生辰宴开始时已初见暮色,这会儿天边已然黯淡,上将军府中却是一片灯火通明推杯换盏的喜气,灯笼明光映亮少年轮廓精致的半张脸,不知是他在及冠的一瞬间长大,还是殷子衿一年没怎么见过他,觉得他这张脸上残存的稚气又褪掉不少。
这孩子常年混迹在京城的富贵子弟圈子里,荒唐混账的事情,他跟着人家干得驾轻就熟,各种“丰功伟绩”放到外头说道说道,保准是个典型的二世祖形象。

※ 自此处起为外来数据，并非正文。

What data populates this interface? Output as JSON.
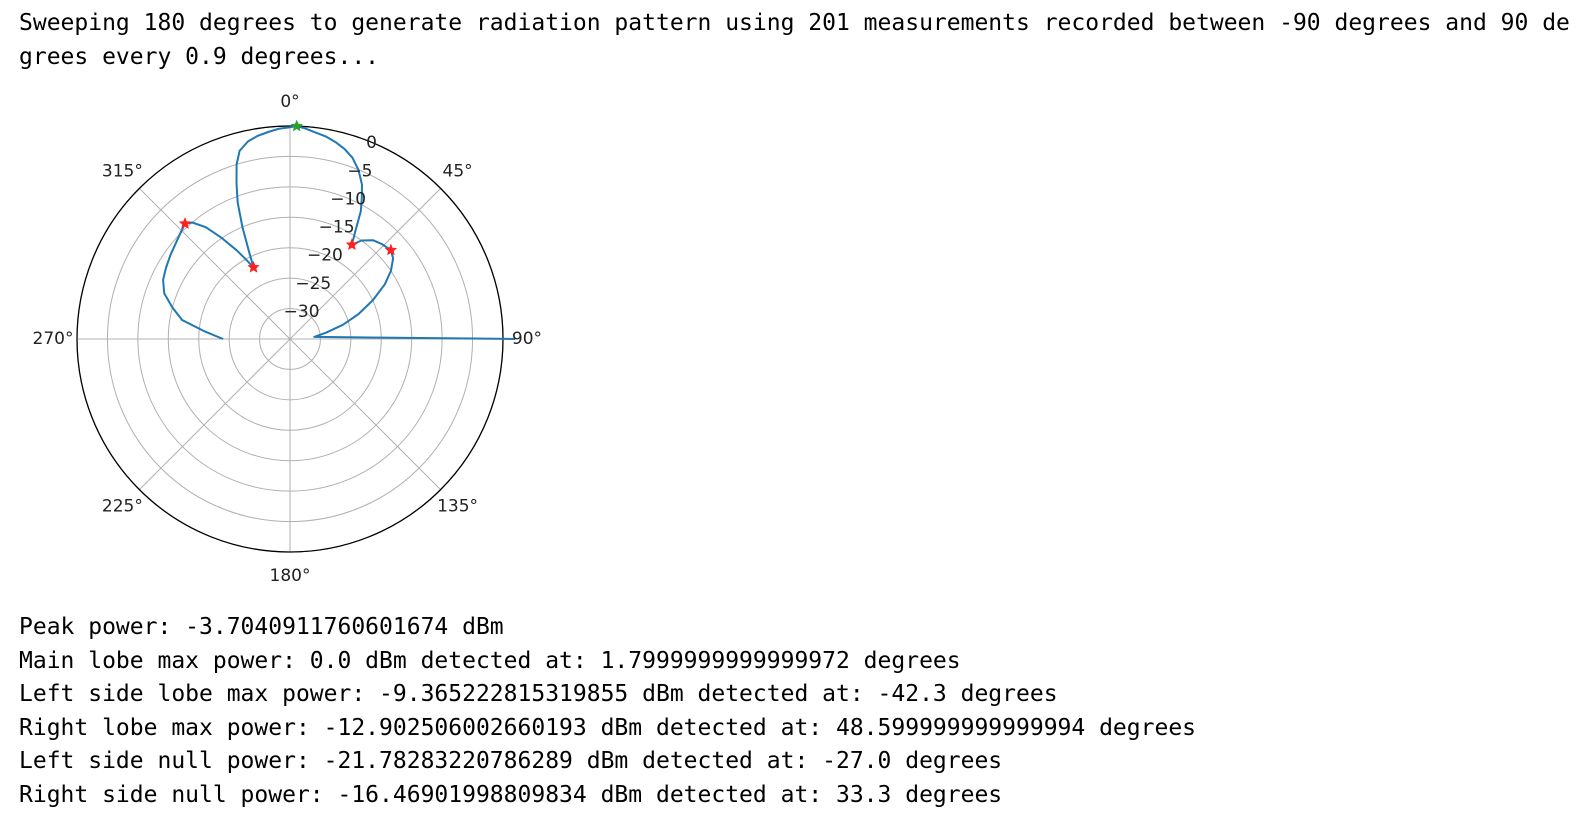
{
  "header_text": "Sweeping 180 degrees to generate radiation pattern using 201 measurements recorded between -90 degrees and 90 degrees every 0.9 degrees...",
  "results": [
    "Peak power: -3.7040911760601674 dBm",
    "Main lobe max power: 0.0 dBm detected at: 1.7999999999999972 degrees",
    "Left side lobe max power: -9.365222815319855 dBm detected at: -42.3 degrees",
    "Right lobe max power: -12.902506002660193 dBm detected at: 48.599999999999994 degrees",
    "Left side null power: -21.78283220786289 dBm detected at: -27.0 degrees",
    "Right side null power: -16.46901998809834 dBm detected at: 33.3 degrees"
  ],
  "colors": {
    "series": "#1f77b4",
    "marker_red": "#ff2020",
    "marker_green": "#2ca02c",
    "grid": "#b0b0b0",
    "spine": "#000000"
  },
  "chart_data": {
    "type": "line",
    "projection": "polar",
    "theta_zero_location": "N",
    "theta_direction": "clockwise",
    "angle_ticks": [
      "0°",
      "45°",
      "90°",
      "135°",
      "180°",
      "225°",
      "270°",
      "315°"
    ],
    "angle_tick_values": [
      0,
      45,
      90,
      135,
      180,
      225,
      270,
      315
    ],
    "radial_ticks": [
      "−30",
      "−25",
      "−20",
      "−15",
      "−10",
      "−5",
      "0"
    ],
    "radial_tick_values": [
      -30,
      -25,
      -20,
      -15,
      -10,
      -5,
      0
    ],
    "rlim": [
      -35,
      0
    ],
    "grid": true,
    "series": [
      {
        "x_deg": [
          -90,
          -85,
          -80,
          -75,
          -70,
          -65,
          -60,
          -55,
          -50,
          -45,
          -42.3,
          -40,
          -37,
          -34,
          -31,
          -29,
          -27,
          -25,
          -23,
          -21,
          -19,
          -17,
          -15,
          -12,
          -9,
          -6,
          -3,
          0,
          1.8,
          4,
          7,
          10,
          13,
          16,
          19,
          22,
          25,
          27,
          29,
          31,
          33.3,
          36,
          40,
          44,
          48.6,
          52,
          56,
          60,
          65,
          70,
          75,
          80,
          85,
          90
        ],
        "y_dbm": [
          -24,
          -21,
          -17,
          -15,
          -13,
          -12,
          -11.5,
          -11,
          -10.5,
          -9.8,
          -9.4,
          -10,
          -12,
          -15,
          -18,
          -20,
          -21.8,
          -19,
          -15,
          -11,
          -8,
          -5,
          -3,
          -1.8,
          -1.2,
          -0.8,
          -0.4,
          -0.2,
          0,
          -0.3,
          -0.8,
          -1.2,
          -1.8,
          -2.5,
          -3.5,
          -5,
          -7,
          -9,
          -11,
          -14,
          -16.5,
          -15,
          -13.8,
          -13.3,
          -12.9,
          -13.5,
          -15,
          -17,
          -20,
          -23,
          -26,
          -29,
          -31,
          2
        ]
      }
    ],
    "markers": [
      {
        "label": "main lobe",
        "theta_deg": 1.8,
        "r": 0,
        "color": "green"
      },
      {
        "label": "left side lobe",
        "theta_deg": -42.3,
        "r": -9.365222815319855,
        "color": "red"
      },
      {
        "label": "right lobe",
        "theta_deg": 48.6,
        "r": -12.902506002660193,
        "color": "red"
      },
      {
        "label": "left side null",
        "theta_deg": -27.0,
        "r": -21.78283220786289,
        "color": "red"
      },
      {
        "label": "right side null",
        "theta_deg": 33.3,
        "r": -16.46901998809834,
        "color": "red"
      }
    ]
  }
}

但若见过他,细细观察过他眉眼间笑盈盈的神态,就会发现他身上其实并没有多少高粱纨绔的靡丽气息,所谓荒唐大都浮于表面,只要他肯正正他没相的坐姿,稳稳他轻飘的语气,揭了外头那一层,内里便是明朗干净一个少年人。
“后来怎么样了?”殷子衿问。
“后来?”秦洵眨眨眼。
殷子衿话转得突然,秦洵逐渐被酒精麻痹的脑袋又变得迟钝,良久才反应过来晋阳王叔是好奇他提起江南接头那件事的后续。
“后来呢,你们上去拦了?”殷子衿补充。
当时那个年纪的小少侠们,混迹在江湖上正是热衷“行侠仗义”的时候,秦洵大概比他的同伴们缺少些侠气,但真让少爷看不惯了,他也不至于袖手旁观。

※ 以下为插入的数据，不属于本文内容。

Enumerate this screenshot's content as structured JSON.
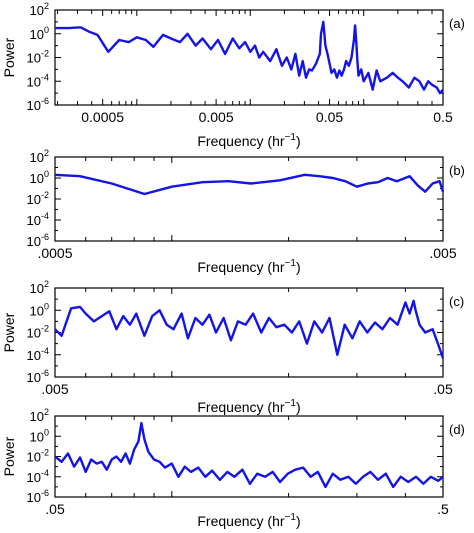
{
  "chart_data": [
    {
      "type": "line",
      "panel_label": "(a)",
      "xscale": "log",
      "yscale": "log",
      "xlim": [
        0.00019,
        0.5
      ],
      "ylim": [
        1e-06,
        100
      ],
      "xlabel": "Frequency (hr⁻¹)",
      "ylabel": "Power",
      "x_tick_labels": [
        "0.0005",
        "0.005",
        "0.05",
        "0.5"
      ],
      "x_tick_values": [
        0.0005,
        0.005,
        0.05,
        0.5
      ],
      "y_tick_exponents": [
        "2",
        "0",
        "-2",
        "-4",
        "-6"
      ],
      "grid": false,
      "x": [
        0.00019,
        0.00025,
        0.00032,
        0.00038,
        0.00045,
        0.00056,
        0.0007,
        0.00085,
        0.001,
        0.0012,
        0.0014,
        0.0017,
        0.002,
        0.0024,
        0.0028,
        0.0033,
        0.0038,
        0.0045,
        0.0052,
        0.006,
        0.007,
        0.008,
        0.009,
        0.01,
        0.011,
        0.012,
        0.013,
        0.015,
        0.017,
        0.019,
        0.021,
        0.023,
        0.025,
        0.027,
        0.029,
        0.031,
        0.033,
        0.035,
        0.038,
        0.041,
        0.042,
        0.044,
        0.046,
        0.048,
        0.05,
        0.052,
        0.055,
        0.058,
        0.061,
        0.064,
        0.067,
        0.07,
        0.074,
        0.078,
        0.082,
        0.084,
        0.086,
        0.088,
        0.09,
        0.095,
        0.1,
        0.11,
        0.12,
        0.13,
        0.14,
        0.16,
        0.18,
        0.2,
        0.22,
        0.25,
        0.28,
        0.31,
        0.34,
        0.37,
        0.4,
        0.44,
        0.47,
        0.5
      ],
      "values": [
        3,
        3,
        3.5,
        1.5,
        0.8,
        0.03,
        0.3,
        0.2,
        0.5,
        0.3,
        0.08,
        0.8,
        0.4,
        0.2,
        1,
        0.1,
        0.4,
        0.05,
        0.3,
        0.02,
        0.4,
        0.06,
        0.2,
        0.03,
        0.1,
        0.01,
        0.03,
        0.005,
        0.05,
        0.002,
        0.01,
        0.001,
        0.02,
        0.0003,
        0.005,
        0.0002,
        0.001,
        0.0008,
        0.003,
        0.02,
        1,
        10,
        0.1,
        0.02,
        0.003,
        0.0005,
        0.001,
        0.0002,
        0.0008,
        0.0003,
        0.001,
        0.005,
        0.002,
        0.01,
        0.3,
        5,
        0.2,
        0.005,
        0.0003,
        0.001,
        0.0001,
        0.0005,
        2e-05,
        0.0008,
        0.0001,
        0.0002,
        0.0005,
        0.0002,
        0.0001,
        3e-05,
        0.0002,
        0.0001,
        2e-05,
        0.0001,
        5e-05,
        3e-05,
        1e-05,
        2e-05
      ]
    },
    {
      "type": "line",
      "panel_label": "(b)",
      "xscale": "log",
      "yscale": "log",
      "xlim": [
        0.0005,
        0.005
      ],
      "ylim": [
        1e-06,
        100
      ],
      "xlabel": "Frequency (hr⁻¹)",
      "ylabel": "",
      "x_tick_labels": [
        ".0005",
        ".005"
      ],
      "x_tick_values": [
        0.0005,
        0.005
      ],
      "y_tick_exponents": [
        "2",
        "0",
        "-2",
        "-4",
        "-6"
      ],
      "grid": false,
      "x": [
        0.0005,
        0.00058,
        0.0007,
        0.00085,
        0.001,
        0.0012,
        0.0014,
        0.0016,
        0.0019,
        0.0022,
        0.0024,
        0.0026,
        0.0028,
        0.003,
        0.0032,
        0.0034,
        0.0036,
        0.0038,
        0.0041,
        0.0043,
        0.0045,
        0.0047,
        0.0049,
        0.005
      ],
      "values": [
        2,
        1.5,
        0.3,
        0.03,
        0.15,
        0.4,
        0.5,
        0.3,
        0.6,
        2,
        1.5,
        1,
        0.5,
        0.15,
        0.3,
        0.4,
        1,
        0.5,
        1.5,
        0.2,
        0.05,
        0.3,
        0.5,
        0.05
      ]
    },
    {
      "type": "line",
      "panel_label": "(c)",
      "xscale": "log",
      "yscale": "log",
      "xlim": [
        0.005,
        0.05
      ],
      "ylim": [
        1e-06,
        100
      ],
      "xlabel": "Frequency (hr⁻¹)",
      "ylabel": "Power",
      "x_tick_labels": [
        ".005",
        ".05"
      ],
      "x_tick_values": [
        0.005,
        0.05
      ],
      "y_tick_exponents": [
        "2",
        "0",
        "-2",
        "-4",
        "-6"
      ],
      "grid": false,
      "x": [
        0.005,
        0.0052,
        0.0055,
        0.0058,
        0.006,
        0.0063,
        0.0066,
        0.0069,
        0.0072,
        0.0075,
        0.0078,
        0.0081,
        0.0085,
        0.0089,
        0.0093,
        0.0097,
        0.0101,
        0.0106,
        0.011,
        0.0115,
        0.012,
        0.0125,
        0.013,
        0.0136,
        0.0142,
        0.0148,
        0.0155,
        0.0162,
        0.017,
        0.0178,
        0.0186,
        0.0195,
        0.0204,
        0.0213,
        0.0223,
        0.0233,
        0.0244,
        0.0255,
        0.0267,
        0.0279,
        0.0292,
        0.0305,
        0.0319,
        0.0334,
        0.0349,
        0.0365,
        0.0382,
        0.04,
        0.041,
        0.042,
        0.0425,
        0.0435,
        0.045,
        0.047,
        0.0485,
        0.05
      ],
      "values": [
        0.02,
        0.005,
        1.5,
        2,
        0.5,
        0.1,
        0.3,
        0.8,
        0.02,
        0.3,
        0.05,
        0.5,
        0.005,
        0.3,
        1,
        0.05,
        0.02,
        0.5,
        0.003,
        0.2,
        0.05,
        0.4,
        0.01,
        0.2,
        0.002,
        0.1,
        0.05,
        0.5,
        0.01,
        0.2,
        0.03,
        0.05,
        0.01,
        0.1,
        0.001,
        0.1,
        0.01,
        0.2,
        0.0001,
        0.05,
        0.003,
        0.1,
        0.01,
        0.08,
        0.02,
        0.2,
        0.05,
        5,
        0.5,
        7,
        1,
        0.05,
        0.01,
        0.02,
        0.001,
        5e-05
      ]
    },
    {
      "type": "line",
      "panel_label": "(d)",
      "xscale": "log",
      "yscale": "log",
      "xlim": [
        0.05,
        0.5
      ],
      "ylim": [
        1e-06,
        100
      ],
      "xlabel": "Frequency (hr⁻¹)",
      "ylabel": "Power",
      "x_tick_labels": [
        ".05",
        ".5"
      ],
      "x_tick_values": [
        0.05,
        0.5
      ],
      "y_tick_exponents": [
        "2",
        "0",
        "-2",
        "-4",
        "-6"
      ],
      "grid": false,
      "x": [
        0.05,
        0.052,
        0.054,
        0.056,
        0.058,
        0.06,
        0.062,
        0.064,
        0.066,
        0.068,
        0.07,
        0.072,
        0.074,
        0.076,
        0.078,
        0.08,
        0.082,
        0.0835,
        0.085,
        0.087,
        0.09,
        0.093,
        0.096,
        0.1,
        0.104,
        0.108,
        0.112,
        0.117,
        0.122,
        0.127,
        0.133,
        0.139,
        0.145,
        0.152,
        0.159,
        0.166,
        0.174,
        0.182,
        0.19,
        0.199,
        0.208,
        0.218,
        0.228,
        0.238,
        0.249,
        0.26,
        0.272,
        0.285,
        0.298,
        0.311,
        0.325,
        0.34,
        0.356,
        0.372,
        0.389,
        0.407,
        0.426,
        0.445,
        0.465,
        0.486,
        0.5
      ],
      "values": [
        0.01,
        0.003,
        0.02,
        0.001,
        0.008,
        0.0003,
        0.005,
        0.002,
        0.003,
        0.0005,
        0.005,
        0.01,
        0.003,
        0.02,
        0.002,
        0.05,
        0.3,
        20,
        0.5,
        0.03,
        0.005,
        0.003,
        0.0008,
        0.002,
        0.0001,
        0.001,
        0.0003,
        0.0008,
        0.0001,
        0.0004,
        5e-05,
        0.0003,
        0.0001,
        0.0005,
        2e-05,
        0.0002,
        0.0001,
        0.0003,
        3e-05,
        0.0002,
        0.0005,
        0.0008,
        0.0001,
        0.0003,
        1e-05,
        0.0002,
        5e-05,
        0.0001,
        2e-05,
        0.0001,
        0.0003,
        5e-05,
        0.0002,
        1e-05,
        0.0001,
        3e-05,
        0.0001,
        2e-05,
        0.0001,
        4e-05,
        0.0001
      ]
    }
  ]
}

况且他还能记着这事,现在拿出来说道,当时八成是插手了。
秦洵弯弯眼睛:“啊,是上去拦了,沈柏舟带的头。”他一顿,“沈柏舟我和王叔提起过吗?是我二师兄,他在江南一带还是小有名气的。”当然一部分是被狐朋狗友们瞎借名号闹出来的。
“还是第一次听你提,不过我此前见过他。”殷子衿食指敲敲桌面,“我在江南的时候拜访过沈庭让,当时那年轻人刚好住在他府上,生得挺俊。”
“小师叔?他近来可好?我好些年没见过他了。”秦洵半倚着桌沿,“去年下江南在金陵住了不少日子,但我也没与他碰过面,我跟他关系不算好,他一般不乐意见我,我也不去讨他嫌。那会儿就齐璟去过一趟他府上,为的公事。”

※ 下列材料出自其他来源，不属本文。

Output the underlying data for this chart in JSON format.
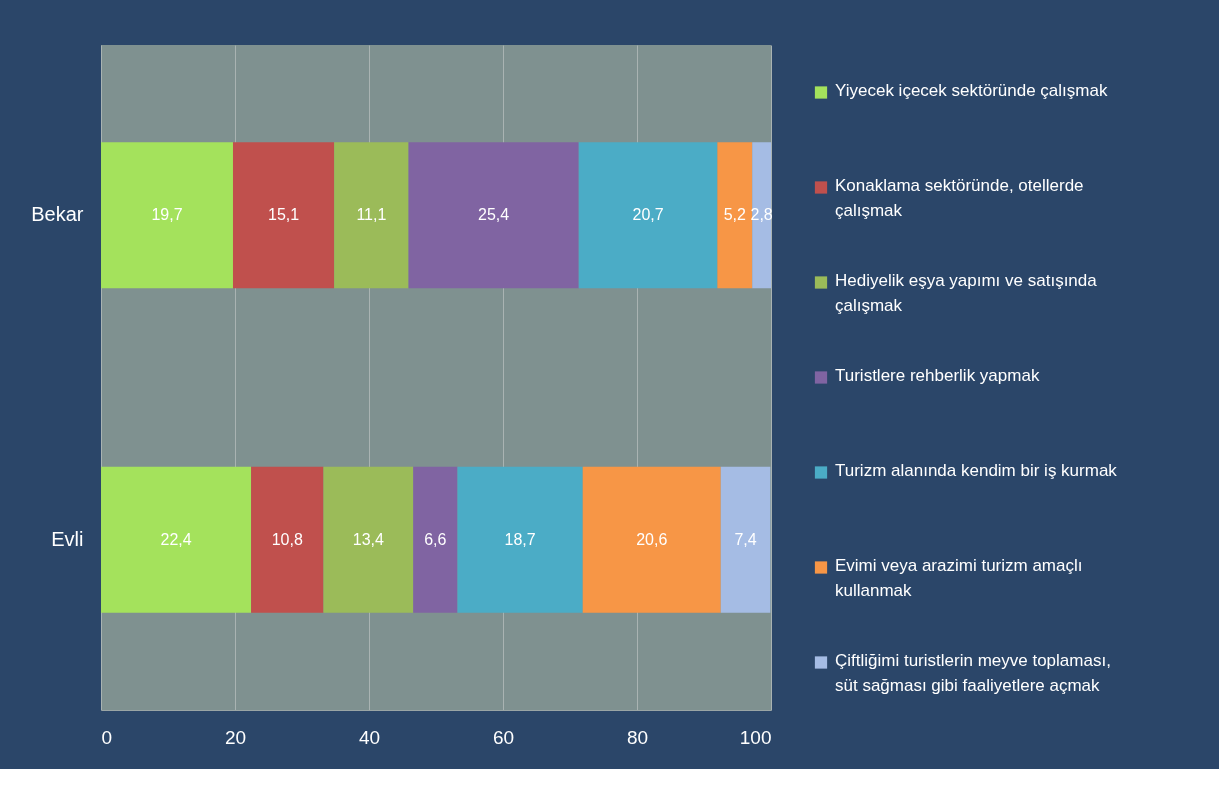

“我与沈庭让也不甚相熟,都不及你与他,他好与不好,我瞧不出什么来,总归是安生日子吧。”殷子衿轻轻一声叹息,“我家老头子走得早,丢了一堆身后事给我,我年纪还小的那几年,受过老章华侯不少照拂,后来老侯爷也走了,全家只留了这么一个儿子在世上,冒昧也好,多管闲事也罢,人在江南离得近,我就总想着怎么也得瞧他一眼,瞧瞧他如今是什么模样了,就像了却一桩心事,踏实。”
秦洵头枕胳膊伏上了桌,不胜酒力,话音都些微含混:“大家都是前朝余孽,有安生日子过就不错了。”
殷子衿一食指戳上他脑门:“有你这么快活的前朝余孽!”
他没有纠正秦洵话里隐含的意思。